Synonyme im weiteren Sinne

Glimepirid, Antidiabetikum, Sulfonylharnstoff

Einleitung

Amaryl® ist ein sogenanntes Antidiabetikum und wird eingesetzt, um einen dauerhaft hohen Blutzuckerspiegel zu senken. Es sollte erst angewendet werden, wenn eine passende Diät, zusätzliche Bewegung und Gewichtsverlust nicht genügen, um den Blutzuckerwert adäquat zu erniedrigen. Amaryl® enthält den Wirkstoff Glimepirid und eignet sich ausschließlich für Typ-2-Diabetiker, da die Insulinfreisetzung aus den ?-Zellen der Bauchspeicheldrüse angeregt wird und somit für eine optimale Wirkung des Medikaments zumindest ein Teil des Insulins vom Körper selbst hergestellt werden muss. Dies ist bei einem Diabetes Mellitus Typ 1 nicht der Fall, da bei diesem Krankheitsbild vom Körper gar kein Insulin hergestellt werden kann.


Wirkungsweise

Die Wirkung von Amaryl® entfaltet sich sowohl innerhalb der Bauchspeicheldrüse als auch im umliegenden Gewebe in Leber-, Muskel- und Fettzellen des Körpers. Ein Diabetes Mellitus Typ2 äußert sich in einer unzureichenden Insulinproduktion der Bauchspeicheldrüse und einer verminderten Empfindlichkeit für Insulin im Körper, man spricht auch von Insulinresistenz. Der Körper ist im Gegensatz zu Diabetes Mellitus Typ 1 noch in der Lage, selbst Insulin zu produzieren, dieses wird anfangs auch noch in ausreichender Menge produziert.

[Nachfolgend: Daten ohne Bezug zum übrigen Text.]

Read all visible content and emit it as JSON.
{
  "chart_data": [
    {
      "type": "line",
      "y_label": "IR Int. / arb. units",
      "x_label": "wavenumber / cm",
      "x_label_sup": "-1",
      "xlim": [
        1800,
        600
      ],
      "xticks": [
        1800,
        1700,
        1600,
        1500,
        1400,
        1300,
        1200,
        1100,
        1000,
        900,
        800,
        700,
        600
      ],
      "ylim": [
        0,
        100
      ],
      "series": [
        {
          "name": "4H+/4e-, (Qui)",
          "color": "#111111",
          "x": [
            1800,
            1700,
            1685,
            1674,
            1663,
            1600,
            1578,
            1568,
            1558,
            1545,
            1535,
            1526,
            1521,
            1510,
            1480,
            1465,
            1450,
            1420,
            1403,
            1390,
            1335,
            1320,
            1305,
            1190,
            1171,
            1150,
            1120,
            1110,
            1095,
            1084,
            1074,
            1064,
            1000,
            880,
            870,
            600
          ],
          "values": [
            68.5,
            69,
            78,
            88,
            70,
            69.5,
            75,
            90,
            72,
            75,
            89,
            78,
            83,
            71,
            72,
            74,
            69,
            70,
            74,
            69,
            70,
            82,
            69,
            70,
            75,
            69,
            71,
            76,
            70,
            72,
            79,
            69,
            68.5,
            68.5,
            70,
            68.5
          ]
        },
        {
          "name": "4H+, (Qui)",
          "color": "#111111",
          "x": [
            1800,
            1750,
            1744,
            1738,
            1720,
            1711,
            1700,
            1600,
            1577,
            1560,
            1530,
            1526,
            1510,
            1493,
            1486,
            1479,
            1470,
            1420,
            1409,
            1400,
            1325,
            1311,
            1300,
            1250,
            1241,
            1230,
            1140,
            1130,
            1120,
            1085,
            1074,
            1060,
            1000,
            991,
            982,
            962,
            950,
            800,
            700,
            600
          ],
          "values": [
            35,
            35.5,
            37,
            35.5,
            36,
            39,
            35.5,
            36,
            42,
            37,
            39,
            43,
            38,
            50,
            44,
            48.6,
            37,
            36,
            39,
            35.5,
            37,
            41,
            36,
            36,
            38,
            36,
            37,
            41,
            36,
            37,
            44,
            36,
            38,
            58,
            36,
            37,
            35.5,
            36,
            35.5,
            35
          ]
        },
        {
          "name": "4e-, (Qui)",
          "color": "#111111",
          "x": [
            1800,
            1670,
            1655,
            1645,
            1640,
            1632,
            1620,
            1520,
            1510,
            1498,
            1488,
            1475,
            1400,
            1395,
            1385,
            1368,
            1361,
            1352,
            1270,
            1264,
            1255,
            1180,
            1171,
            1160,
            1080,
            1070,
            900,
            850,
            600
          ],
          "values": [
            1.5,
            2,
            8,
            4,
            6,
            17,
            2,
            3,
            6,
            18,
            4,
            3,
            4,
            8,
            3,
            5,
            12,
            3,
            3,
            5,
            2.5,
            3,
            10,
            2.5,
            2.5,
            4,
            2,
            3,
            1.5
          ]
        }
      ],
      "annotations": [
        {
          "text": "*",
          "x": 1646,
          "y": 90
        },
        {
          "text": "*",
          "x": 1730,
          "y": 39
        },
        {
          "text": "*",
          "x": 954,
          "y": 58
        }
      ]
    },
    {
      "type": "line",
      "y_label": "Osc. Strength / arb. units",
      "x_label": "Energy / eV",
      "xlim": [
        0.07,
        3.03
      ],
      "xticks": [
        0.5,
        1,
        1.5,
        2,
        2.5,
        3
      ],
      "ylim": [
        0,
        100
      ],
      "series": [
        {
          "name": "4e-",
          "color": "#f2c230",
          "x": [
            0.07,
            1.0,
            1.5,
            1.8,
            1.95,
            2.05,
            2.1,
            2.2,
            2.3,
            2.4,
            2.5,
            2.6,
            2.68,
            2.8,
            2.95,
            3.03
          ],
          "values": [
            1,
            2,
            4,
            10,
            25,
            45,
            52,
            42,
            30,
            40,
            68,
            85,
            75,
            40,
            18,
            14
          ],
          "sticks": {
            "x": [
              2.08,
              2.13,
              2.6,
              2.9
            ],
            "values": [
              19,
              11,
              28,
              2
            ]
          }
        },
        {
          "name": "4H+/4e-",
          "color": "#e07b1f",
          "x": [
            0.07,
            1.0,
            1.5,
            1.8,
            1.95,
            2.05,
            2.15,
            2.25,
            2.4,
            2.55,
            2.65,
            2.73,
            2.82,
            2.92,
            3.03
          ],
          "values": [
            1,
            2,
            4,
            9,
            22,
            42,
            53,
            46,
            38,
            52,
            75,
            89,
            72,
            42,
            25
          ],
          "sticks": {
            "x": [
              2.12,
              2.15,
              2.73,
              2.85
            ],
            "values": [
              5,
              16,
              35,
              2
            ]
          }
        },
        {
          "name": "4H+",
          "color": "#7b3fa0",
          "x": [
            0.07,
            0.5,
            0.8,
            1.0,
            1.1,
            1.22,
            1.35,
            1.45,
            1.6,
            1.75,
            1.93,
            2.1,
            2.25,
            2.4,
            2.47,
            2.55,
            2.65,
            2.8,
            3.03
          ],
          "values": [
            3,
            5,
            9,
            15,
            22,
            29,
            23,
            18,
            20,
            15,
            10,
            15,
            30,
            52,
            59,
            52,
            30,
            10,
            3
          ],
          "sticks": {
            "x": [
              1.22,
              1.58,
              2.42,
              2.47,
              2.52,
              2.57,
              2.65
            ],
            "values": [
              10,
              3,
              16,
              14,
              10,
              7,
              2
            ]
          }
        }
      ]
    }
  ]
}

Nach und nach entwickeln die glucoseaufnehmenden Körperzellen aber eine Unempfindlichkeit gegenüber Insulin. Ohne Insulin kann wiederum keine Aufnahme von Glucose aus dem Blut in die Muskel- und Fettzellen des Körpers erfolgen, als Folge verbleibt Glucose vermehrt im Blut und es kommt zu einem dauerhaft hohen Blutzuckerspiegel.

Ausgleichend versucht der Körper nun, vermehrt Insulin zu produzieren und auszuschütten, um den Blutzuckerspiegel wieder senken zu können (Hyperinsulinismus). Im Verhältnis gesehen reicht diese Überproduktion jedoch nicht aus: die Körperzellen reagieren immer weniger auf das Insulin und es resultiert ein relativer Insulinmangel, der sich nicht mehr ausgleichen lässt.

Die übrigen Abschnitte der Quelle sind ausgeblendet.